Methods The effects of aliskiren were investigated in sodium-depleted marmosets (oral dosing) and in spontaneously hypertensive rats (dosing via subcutaneous osmotic minipumps). Blood pressure (BP) and heart rate were measured by radiotelemetry.

Results In sodium-depleted marmosets, single oral doses of aliskiren (1 - 30 mg/kg) dose-dependently lowered BP. At a dose of 3 mg/kg, peak effects were observed 1 h after dosing (-30 +/- 4 mmHg, n = 6) and the response persisted for more than 12 h. A single oral dose of 3 mg/kg aliskiren was more effective than the same dose of either remikiren or zankiren, two orally active renin inhibitors previously tested in humans. Aliskiren (10 mg/kg) was at least as effective as equal doses of the AT(1)-receptor blocker valsartan or the angiotensin-converting enzyme inhibitor benazepril. In spontaneously hypertensive rats, aliskiren dose-dependently (10 - 100 mg/kg per day) decreased BID. Aliskiren also potentiated the antihypertensive effects of low doses of valsartan or benazeprilat (11 or 3 mg/kg per day).

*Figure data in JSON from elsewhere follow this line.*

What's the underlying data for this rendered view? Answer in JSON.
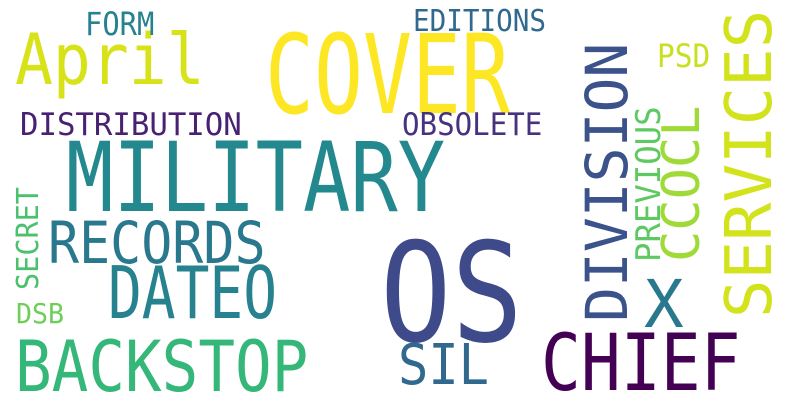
{
  "words": [
    {
      "text": "MILITARY",
      "color": "#23898e"
    },
    {
      "text": "OS",
      "color": "#3e4a89"
    },
    {
      "text": "COVER",
      "color": "#fde725"
    },
    {
      "text": "BACKSTOP",
      "color": "#35b779"
    },
    {
      "text": "CHIEF",
      "color": "#440154"
    },
    {
      "text": "DATEO",
      "color": "#26828e"
    },
    {
      "text": "April",
      "color": "#d8e219"
    },
    {
      "text": "RECORDS",
      "color": "#2a788e"
    },
    {
      "text": "SERVICES",
      "color": "#d2e21b"
    },
    {
      "text": "DIVISION",
      "color": "#3b528b"
    },
    {
      "text": "CCOCL",
      "color": "#a0da39"
    },
    {
      "text": "SIL",
      "color": "#31688e"
    },
    {
      "text": "X",
      "color": "#2a788e"
    },
    {
      "text": "DISTRIBUTION",
      "color": "#482173"
    },
    {
      "text": "OBSOLETE",
      "color": "#46327e"
    },
    {
      "text": "PREVIOUS",
      "color": "#5ec962"
    },
    {
      "text": "FORM",
      "color": "#26828e"
    },
    {
      "text": "EDITIONS",
      "color": "#31688e"
    },
    {
      "text": "SECRET",
      "color": "#4ac16d"
    },
    {
      "text": "PSD",
      "color": "#c8e020"
    },
    {
      "text": "DSB",
      "color": "#6ece58"
    }
  ]
}
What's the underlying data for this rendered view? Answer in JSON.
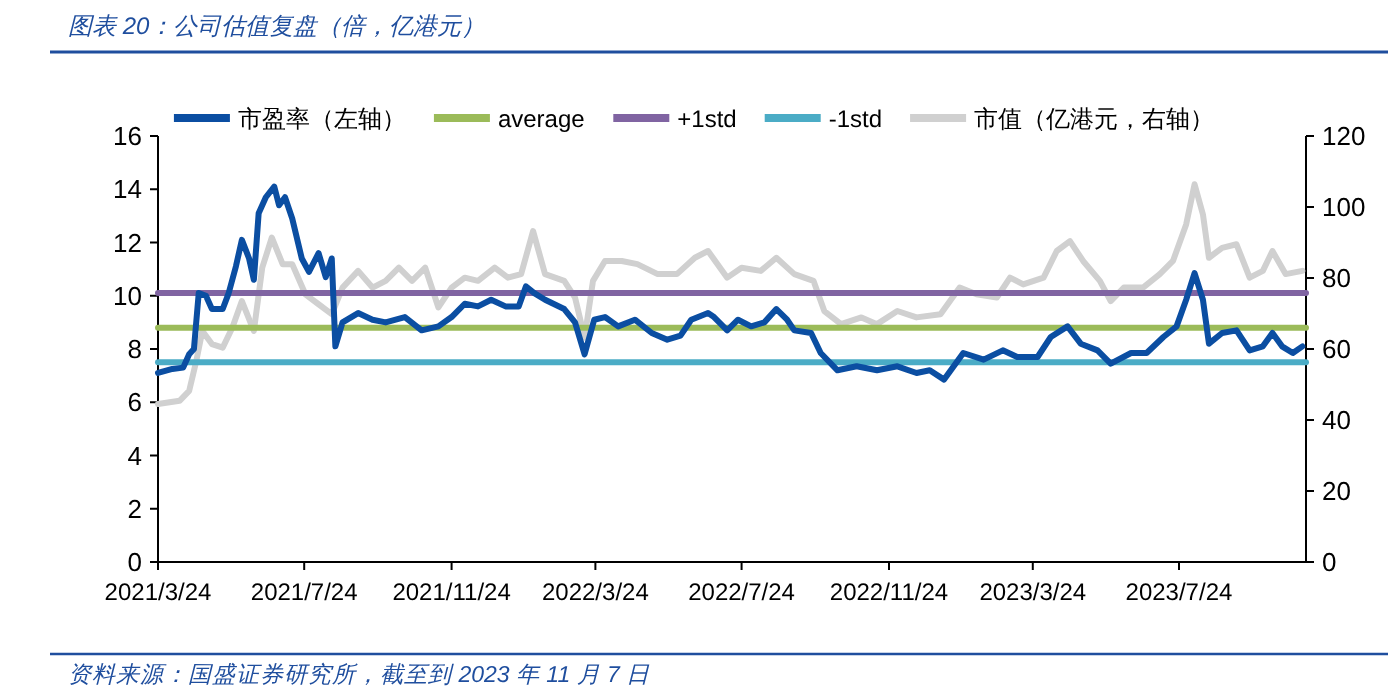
{
  "chart_data": {
    "type": "line",
    "title": "图表 20：公司估值复盘（倍，亿港元）",
    "annotations": [
      "资料来源：国盛证券研究所，截至到 2023 年 11 月 7 日"
    ],
    "xlim": [
      "2021-03-24",
      "2023-11-07"
    ],
    "xticks": [
      {
        "value": "2021-03-24",
        "label": "2021/3/24"
      },
      {
        "value": "2021-07-24",
        "label": "2021/7/24"
      },
      {
        "value": "2021-11-24",
        "label": "2021/11/24"
      },
      {
        "value": "2022-03-24",
        "label": "2022/3/24"
      },
      {
        "value": "2022-07-24",
        "label": "2022/7/24"
      },
      {
        "value": "2022-11-24",
        "label": "2022/11/24"
      },
      {
        "value": "2023-03-24",
        "label": "2023/3/24"
      },
      {
        "value": "2023-07-24",
        "label": "2023/7/24"
      }
    ],
    "ylim": [
      0,
      16
    ],
    "yticks": [
      0,
      2,
      4,
      6,
      8,
      10,
      12,
      14,
      16
    ],
    "y2lim": [
      0,
      120
    ],
    "y2ticks": [
      0,
      20,
      40,
      60,
      80,
      100,
      120
    ],
    "legend": "top",
    "series": [
      {
        "name": "市盈率（左轴）",
        "color": "#0b4ea2",
        "x": [
          "2021-03-24",
          "2021-04-05",
          "2021-04-14",
          "2021-04-19",
          "2021-04-23",
          "2021-04-27",
          "2021-05-03",
          "2021-05-08",
          "2021-05-17",
          "2021-05-22",
          "2021-05-28",
          "2021-06-02",
          "2021-06-08",
          "2021-06-12",
          "2021-06-16",
          "2021-06-22",
          "2021-06-29",
          "2021-07-03",
          "2021-07-08",
          "2021-07-14",
          "2021-07-22",
          "2021-07-28",
          "2021-08-05",
          "2021-08-11",
          "2021-08-16",
          "2021-08-19",
          "2021-08-25",
          "2021-09-07",
          "2021-09-19",
          "2021-09-30",
          "2021-10-16",
          "2021-10-30",
          "2021-11-13",
          "2021-11-24",
          "2021-12-05",
          "2021-12-16",
          "2021-12-27",
          "2022-01-08",
          "2022-01-19",
          "2022-01-25",
          "2022-02-01",
          "2022-02-10",
          "2022-02-26",
          "2022-03-07",
          "2022-03-15",
          "2022-03-23",
          "2022-04-01",
          "2022-04-12",
          "2022-04-26",
          "2022-05-10",
          "2022-05-23",
          "2022-06-03",
          "2022-06-12",
          "2022-06-26",
          "2022-07-01",
          "2022-07-12",
          "2022-07-21",
          "2022-08-01",
          "2022-08-12",
          "2022-08-22",
          "2022-08-31",
          "2022-09-06",
          "2022-09-20",
          "2022-09-28",
          "2022-10-12",
          "2022-10-28",
          "2022-11-14",
          "2022-12-01",
          "2022-12-17",
          "2022-12-28",
          "2023-01-09",
          "2023-01-17",
          "2023-01-25",
          "2023-02-11",
          "2023-02-27",
          "2023-03-11",
          "2023-03-28",
          "2023-04-08",
          "2023-04-22",
          "2023-05-03",
          "2023-05-17",
          "2023-05-28",
          "2023-06-14",
          "2023-06-27",
          "2023-07-11",
          "2023-07-22",
          "2023-07-30",
          "2023-08-06",
          "2023-08-13",
          "2023-08-18",
          "2023-08-29",
          "2023-09-10",
          "2023-09-21",
          "2023-10-02",
          "2023-10-10",
          "2023-10-18",
          "2023-10-27",
          "2023-11-04"
        ],
        "values": [
          7.1,
          7.25,
          7.3,
          7.8,
          8.0,
          10.1,
          10.0,
          9.5,
          9.5,
          10.1,
          11.1,
          12.1,
          11.4,
          10.6,
          13.1,
          13.7,
          14.1,
          13.4,
          13.7,
          12.9,
          11.4,
          10.9,
          11.6,
          10.7,
          11.4,
          8.1,
          9.0,
          9.35,
          9.1,
          9.0,
          9.2,
          8.7,
          8.85,
          9.2,
          9.7,
          9.6,
          9.85,
          9.6,
          9.6,
          10.35,
          10.1,
          9.85,
          9.5,
          9.0,
          7.8,
          9.1,
          9.2,
          8.85,
          9.1,
          8.6,
          8.35,
          8.5,
          9.1,
          9.35,
          9.2,
          8.7,
          9.1,
          8.85,
          9.0,
          9.5,
          9.1,
          8.7,
          8.6,
          7.85,
          7.2,
          7.35,
          7.2,
          7.35,
          7.1,
          7.2,
          6.85,
          7.35,
          7.85,
          7.6,
          7.95,
          7.7,
          7.7,
          8.45,
          8.85,
          8.2,
          7.95,
          7.45,
          7.85,
          7.85,
          8.45,
          8.85,
          9.85,
          10.85,
          9.85,
          8.2,
          8.6,
          8.7,
          7.95,
          8.1,
          8.6,
          8.1,
          7.85,
          8.1
        ]
      },
      {
        "name": "average",
        "color": "#9bbb59",
        "x": [
          "2021-03-24",
          "2023-11-07"
        ],
        "values": [
          8.8,
          8.8
        ]
      },
      {
        "name": "+1std",
        "color": "#8064a2",
        "x": [
          "2021-03-24",
          "2023-11-07"
        ],
        "values": [
          10.1,
          10.1
        ]
      },
      {
        "name": "-1std",
        "color": "#4bacc6",
        "x": [
          "2021-03-24",
          "2023-11-07"
        ],
        "values": [
          7.5,
          7.5
        ]
      },
      {
        "name": "市值（亿港元，右轴）",
        "color": "#d0d0d0",
        "axis": "y2",
        "x": [
          "2021-03-24",
          "2021-04-11",
          "2021-04-19",
          "2021-04-25",
          "2021-04-30",
          "2021-05-08",
          "2021-05-17",
          "2021-05-25",
          "2021-06-02",
          "2021-06-12",
          "2021-06-19",
          "2021-06-27",
          "2021-07-06",
          "2021-07-14",
          "2021-07-25",
          "2021-08-05",
          "2021-08-16",
          "2021-08-25",
          "2021-09-07",
          "2021-09-19",
          "2021-09-30",
          "2021-10-11",
          "2021-10-22",
          "2021-11-02",
          "2021-11-13",
          "2021-11-24",
          "2021-12-05",
          "2021-12-16",
          "2021-12-30",
          "2022-01-10",
          "2022-01-21",
          "2022-01-31",
          "2022-02-10",
          "2022-02-26",
          "2022-03-07",
          "2022-03-15",
          "2022-03-22",
          "2022-04-01",
          "2022-04-15",
          "2022-04-28",
          "2022-05-15",
          "2022-05-31",
          "2022-06-15",
          "2022-06-26",
          "2022-07-12",
          "2022-07-24",
          "2022-08-09",
          "2022-08-22",
          "2022-09-06",
          "2022-09-22",
          "2022-10-01",
          "2022-10-15",
          "2022-11-01",
          "2022-11-14",
          "2022-12-01",
          "2022-12-17",
          "2023-01-06",
          "2023-01-22",
          "2023-02-05",
          "2023-02-22",
          "2023-03-05",
          "2023-03-16",
          "2023-04-02",
          "2023-04-13",
          "2023-04-24",
          "2023-05-05",
          "2023-05-19",
          "2023-05-28",
          "2023-06-08",
          "2023-06-24",
          "2023-07-08",
          "2023-07-19",
          "2023-07-30",
          "2023-08-06",
          "2023-08-13",
          "2023-08-18",
          "2023-08-29",
          "2023-09-10",
          "2023-09-21",
          "2023-10-02",
          "2023-10-10",
          "2023-10-21",
          "2023-11-04"
        ],
        "values": [
          44.5,
          45.4,
          48.2,
          56.7,
          65.1,
          61.4,
          60.4,
          66.0,
          73.5,
          65.1,
          82.9,
          91.4,
          83.9,
          83.9,
          75.4,
          72.6,
          69.8,
          77.3,
          82.0,
          77.3,
          79.2,
          82.9,
          79.2,
          82.9,
          71.7,
          77.3,
          80.1,
          79.2,
          82.9,
          80.1,
          81.1,
          93.2,
          81.1,
          79.2,
          74.5,
          63.2,
          79.2,
          84.8,
          84.8,
          83.9,
          81.1,
          81.1,
          85.7,
          87.6,
          80.1,
          82.9,
          82.0,
          85.7,
          81.1,
          79.2,
          70.7,
          67.0,
          68.9,
          67.0,
          70.7,
          68.9,
          69.8,
          77.3,
          75.4,
          74.5,
          80.1,
          78.2,
          80.1,
          87.6,
          90.4,
          84.8,
          79.2,
          73.5,
          77.3,
          77.3,
          81.1,
          84.8,
          95.1,
          106.4,
          97.9,
          85.7,
          88.5,
          89.5,
          80.1,
          82.0,
          87.6,
          81.1,
          82.0
        ]
      }
    ]
  }
}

Conclusions Aliskiren is an orally effective, long-lasting renin inhibitor that shows antihypertensive efficacy in animals superior to previous renin inhibitors and at least equivalent to angiotensin-converting enzyme inhibitors and AT(1)-receptor blockers. Aliskiren may therefore represent an effective, novel approach to the treatment of hypertension and related disorders, alone or in combination with other antihypertensive agents. (C) 2005 Lippincott Williams Wilkins.